Apparently, National Breastfeeding Month is an actual thing and it’s during the whole month of August. Cool. There is an entire month dedicated to BREASTFEEDING. For all of you mothers who couldn’t (maybe not that you didn’t want to) breastfeed ..let that sink in.
I wanted to be one of those moms. The moms who you see hair flying in the wind, baby on boob, don’t-give-a-shit-who-sees-my-babys-eating attitude, I wanted to be that mom! Sorta. With Tony, I was 19 years old when I had him and the thought of breastfeeding made me cringe. I was just a baby myself so thinking of something eating from my nipple made me feel like a cow. My attitude was that I just wasn’t ready to be milked.
I’ve grown up with social media so it’s no shock that it has had a huge influence on pretty much every aspect of my life. Sad, but let’s be honest.. it’s true. Breastfeeding being one of them. Much like the new sweater my favorite “lifestyle” blogger just posted that naturally I HAVE to have now, I see a woman breastfeeding and feel like it’s something I have to do. Just like I would 100% go buy that sweater, I see these perfect mother/child breastfeeding pictures and had to do it. It actually made me feel like I wasn’t as good of a mom as those women – I knowwww I’m not the only one who has thought that too.

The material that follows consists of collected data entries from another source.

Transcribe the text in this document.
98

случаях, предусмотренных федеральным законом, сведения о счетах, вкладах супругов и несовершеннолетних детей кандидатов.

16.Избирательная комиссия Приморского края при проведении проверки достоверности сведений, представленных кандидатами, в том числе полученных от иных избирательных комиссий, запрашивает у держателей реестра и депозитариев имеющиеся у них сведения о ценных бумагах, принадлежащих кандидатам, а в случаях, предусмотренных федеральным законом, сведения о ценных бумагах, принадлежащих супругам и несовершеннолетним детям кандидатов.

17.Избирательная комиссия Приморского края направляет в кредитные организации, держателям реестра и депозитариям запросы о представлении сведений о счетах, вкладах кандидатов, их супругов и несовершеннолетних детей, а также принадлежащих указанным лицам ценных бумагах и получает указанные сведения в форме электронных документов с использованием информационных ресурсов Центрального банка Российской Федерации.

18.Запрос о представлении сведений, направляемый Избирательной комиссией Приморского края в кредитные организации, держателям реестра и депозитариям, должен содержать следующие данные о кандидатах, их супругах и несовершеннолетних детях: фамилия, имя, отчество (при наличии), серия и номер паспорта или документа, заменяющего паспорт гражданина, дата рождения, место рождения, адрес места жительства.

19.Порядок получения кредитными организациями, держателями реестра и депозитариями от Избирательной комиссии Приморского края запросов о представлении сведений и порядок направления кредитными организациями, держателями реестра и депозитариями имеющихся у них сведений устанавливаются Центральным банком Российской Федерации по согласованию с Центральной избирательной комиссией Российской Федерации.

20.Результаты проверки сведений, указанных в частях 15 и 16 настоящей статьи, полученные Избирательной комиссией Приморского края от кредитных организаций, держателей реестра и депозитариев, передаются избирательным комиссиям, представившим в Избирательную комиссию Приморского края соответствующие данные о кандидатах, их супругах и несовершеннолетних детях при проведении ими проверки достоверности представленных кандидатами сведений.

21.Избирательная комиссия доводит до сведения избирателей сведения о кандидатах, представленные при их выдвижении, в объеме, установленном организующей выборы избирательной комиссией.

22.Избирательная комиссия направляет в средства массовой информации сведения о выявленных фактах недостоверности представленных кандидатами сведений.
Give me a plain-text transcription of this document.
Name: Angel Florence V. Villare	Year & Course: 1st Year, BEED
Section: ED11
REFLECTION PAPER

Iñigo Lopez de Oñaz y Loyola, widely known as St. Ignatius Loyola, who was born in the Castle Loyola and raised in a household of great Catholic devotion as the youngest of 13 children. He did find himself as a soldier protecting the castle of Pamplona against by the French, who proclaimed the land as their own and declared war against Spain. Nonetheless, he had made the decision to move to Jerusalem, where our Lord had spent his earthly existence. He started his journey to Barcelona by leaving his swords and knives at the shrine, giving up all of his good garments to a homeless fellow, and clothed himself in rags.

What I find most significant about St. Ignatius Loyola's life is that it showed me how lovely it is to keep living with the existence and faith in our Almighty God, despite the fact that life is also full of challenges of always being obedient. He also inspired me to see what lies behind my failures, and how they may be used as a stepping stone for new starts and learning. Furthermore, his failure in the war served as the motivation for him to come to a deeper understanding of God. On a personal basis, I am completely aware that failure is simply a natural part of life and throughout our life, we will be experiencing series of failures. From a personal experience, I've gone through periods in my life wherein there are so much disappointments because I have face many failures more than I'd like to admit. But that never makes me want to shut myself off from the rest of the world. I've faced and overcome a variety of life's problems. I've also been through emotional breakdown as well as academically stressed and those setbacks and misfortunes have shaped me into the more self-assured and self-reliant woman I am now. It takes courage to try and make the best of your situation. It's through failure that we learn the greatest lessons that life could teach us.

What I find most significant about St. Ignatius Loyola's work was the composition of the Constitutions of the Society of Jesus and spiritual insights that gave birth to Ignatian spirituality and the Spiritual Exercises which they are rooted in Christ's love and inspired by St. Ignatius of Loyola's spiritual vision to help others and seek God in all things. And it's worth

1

I received a ton of advice from family members and friends, “just get through the first two weeks and you’ll be fine,” and “it’s the best thing for the baby,” I was determined. Long story short – after spending a fortune on lactation cookies that tasted like shit, drank A Mother’s Milk Tea twice a day and talked to more than one lactation consultant – it didn’t work, I didn’t produce enough milk and gave up. Tried again with Daniel, it didn’t work, I didn’t produce enough milk and gave up.

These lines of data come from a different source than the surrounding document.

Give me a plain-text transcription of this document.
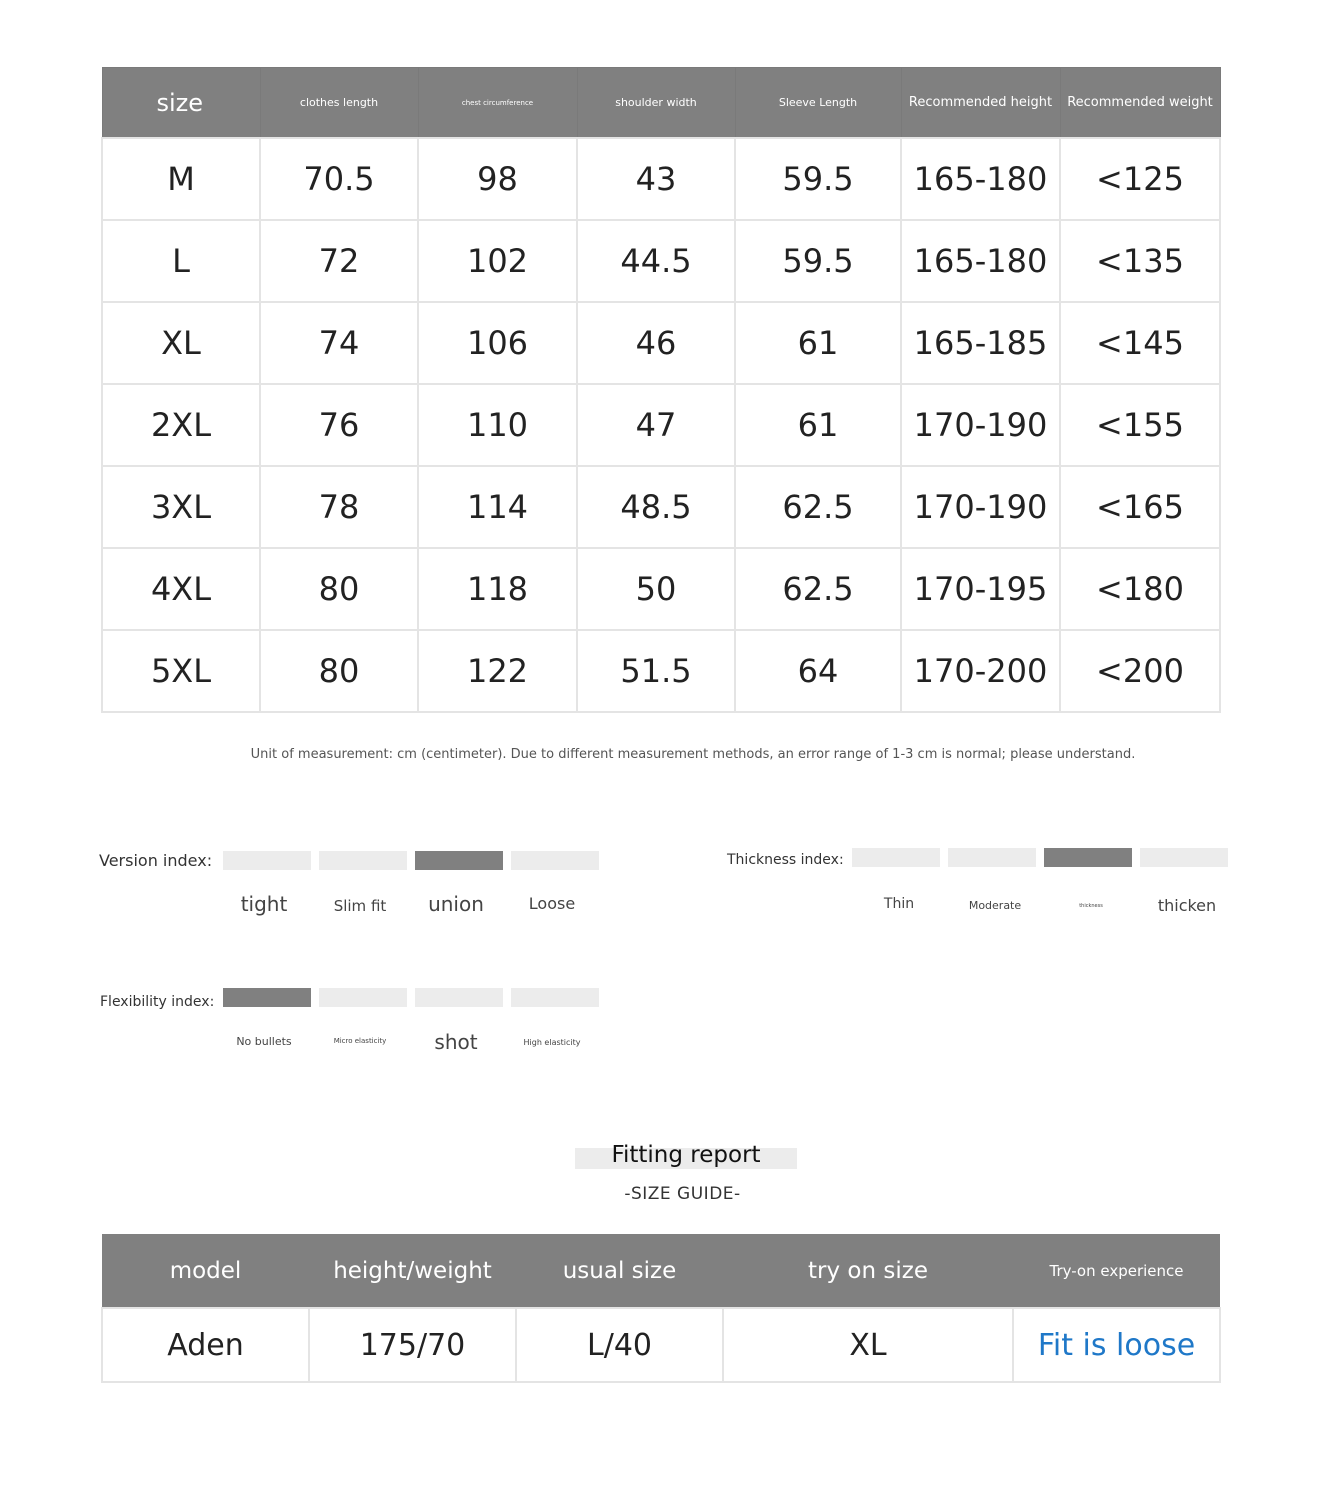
size	clothes length	chest circumference	shoulder width	Sleeve Length	Recommended height	Recommended weight
M	70.5	98	43	59.5	165-180	<125
L	72	102	44.5	59.5	165-180	<135
XL	74	106	46	61	165-185	<145
2XL	76	110	47	61	170-190	<155
3XL	78	114	48.5	62.5	170-190	<165
4XL	80	118	50	62.5	170-195	<180
5XL	80	122	51.5	64	170-200	<200
Unit of measurement: cm (centimeter). Due to different measurement methods, an error range of 1-3 cm is normal; please understand.
Version index:
tight	Slim fit	union	Loose
Thickness index:
Thin	Moderate	thickness	thicken
Flexibility index:
No bullets	Micro elasticity	shot	High elasticity
Fitting report
-SIZE GUIDE-
model	height/weight	usual size	try on size	Try-on experience
Aden	175/70	L/40	XL	Fit is loose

Yes. I gave up. But my kids, who were all formula fed, are healthy AF. Judge me. I’m not apart of that Society of Women who Breastfeed (no offense, I tried) and there is no month dedicated to me ..but there should be. I still feed my baby just like a breastfeeding mother does. I still am able to look into my babes eyes and bond with him just like a breastfeeding mother does. My child is just as happy as a breastfed baby is. So lets stop judging women who didn’t breastfeed and stop separating those who have and haven’t.
IF YOU DIDN’T BREASTFEED, who gives a shit. I promise it will not be on the list of things your kid will resent you for one day.